BRIEF DESCRIPTION OF THE DRAWINGS
[0013] The present disclosure may be understood by reference to the following detailed description taken in conjunction with the drawings briefly described below. It is noted that, for purposes of illustrative clarity, certain elements in the drawings may not be drawn to scale.
[0014] FIG. 1 is a block diagram illustrating a prior art H.264 video encoder system.
[0015] FIG. 2 is a block diagram illustrating a frame reference scheme, in accordance with an embodiment.
[0016] FIG. 3 is a block diagram illustrating an H.264 video encoder system, in accordance with an embodiment.
[0017] FIG. 4 is a block diagram illustrating a process of a partial decoding of a reference frame, in accordance with an embodiment.
[0018] FIG. 5 is a time diagram further illustrating the partial decoding process of FIG. 4, in accordance with an embodiment.
[0019] FIG. 6 is a block diagram illustrating another frame reference
scheme, in accordance with an embodiment.
[0020] FIG. 7 is a block diagram illustrating another H.264 video encoder system, in accordance with an embodiment.
[0021] FIG. 8 is a block diagram illustrating another process of a partial decoding of a reference frame, in accordance with an embodiment.

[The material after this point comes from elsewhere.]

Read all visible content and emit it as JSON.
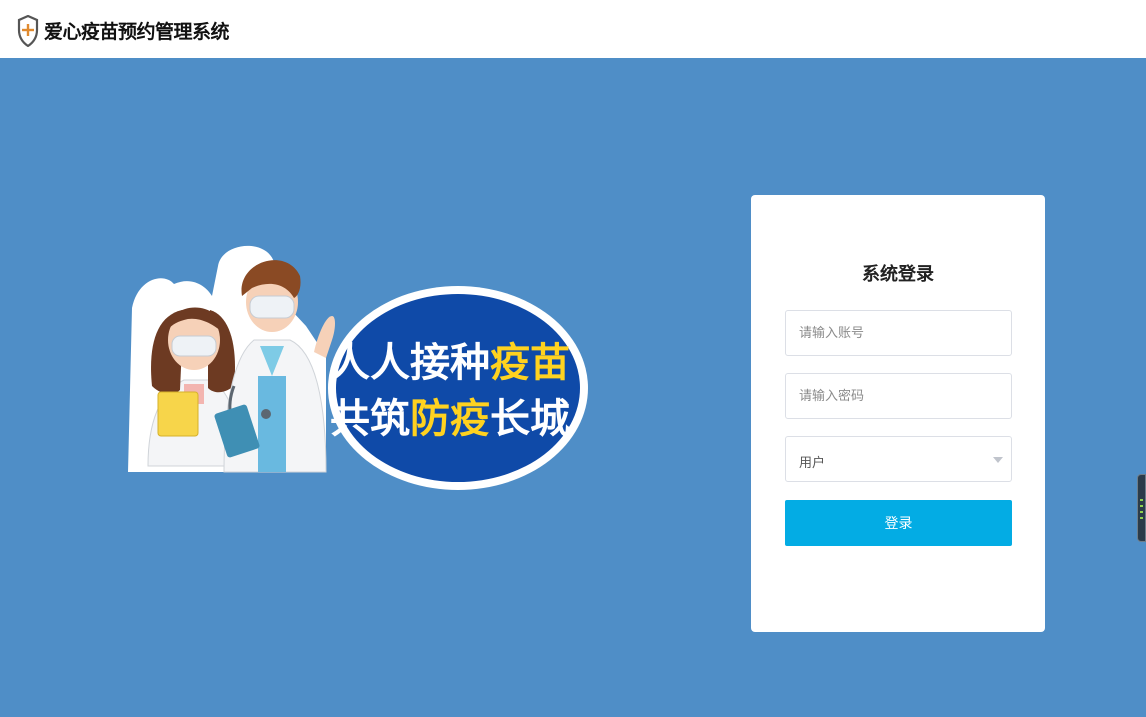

[0022] FIG. 9 is a time diagram further illustrating the partial decoding process of FIG. 8, in accordance with an embodiment.
[0023] FIG. 10 shows a method for encoding a new unit of video data, in accordance with an embodiment.
DETAILED DESCRIPTION OF ILLUSTRATED EMBODIMENTS
[0024] The following embodiments and aspects thereof are described and illustrated in conjunction with systems, tools and methods, which are meant to be exemplary and illustrative, not limiting in scope. In various embodiments, one or more limitations associated with the above-described systems and methods have been addressed, while other embodiments are directed to other improvements.
[0025] One important characteristic of the H.264 encoder design is the memory size and memory bandwidth that it requires. The typical H.264 encoder system 100 described in FIG. 1 requires at least the following memory buffers: intra prediction buffer 165, a buffer for current frame 105, and uncompressed reference frames buffer 175. Intra prediction buffer 165 is relatively small, as only several adjacent macroblocks are necessary for intra prediction. Current frame 105 does not have to be stored in its entirety. For example, if "ping-pong" buffers are used, only two lines of macroblocks are required: while one line of macroblocks is being processed, the second line of macroblocks is populated with new pixel data, and once the first line is fully processed, they switch roles. Even more memory could be saved by implementing more advanced memory management techniques.
[0026] Still referring to FIG. 1 , in contrast to the two aforementioned memory buffers, uncompressed reference frames buffer 175 contains full, non-coded ("uncompressed") frames. One uncompressed VGA (640x480) frame may require as much as 460KB of memory and the buffer will normally contain at least two uncompressed frames: one that is being referenced and one that is being encoded, reconstructed and saved for future reference. Moreover, if B-Frames are used, each
B-Frame will have to be temporarily stored, uncompressed, until its future reference frame is encoded and reconstructed.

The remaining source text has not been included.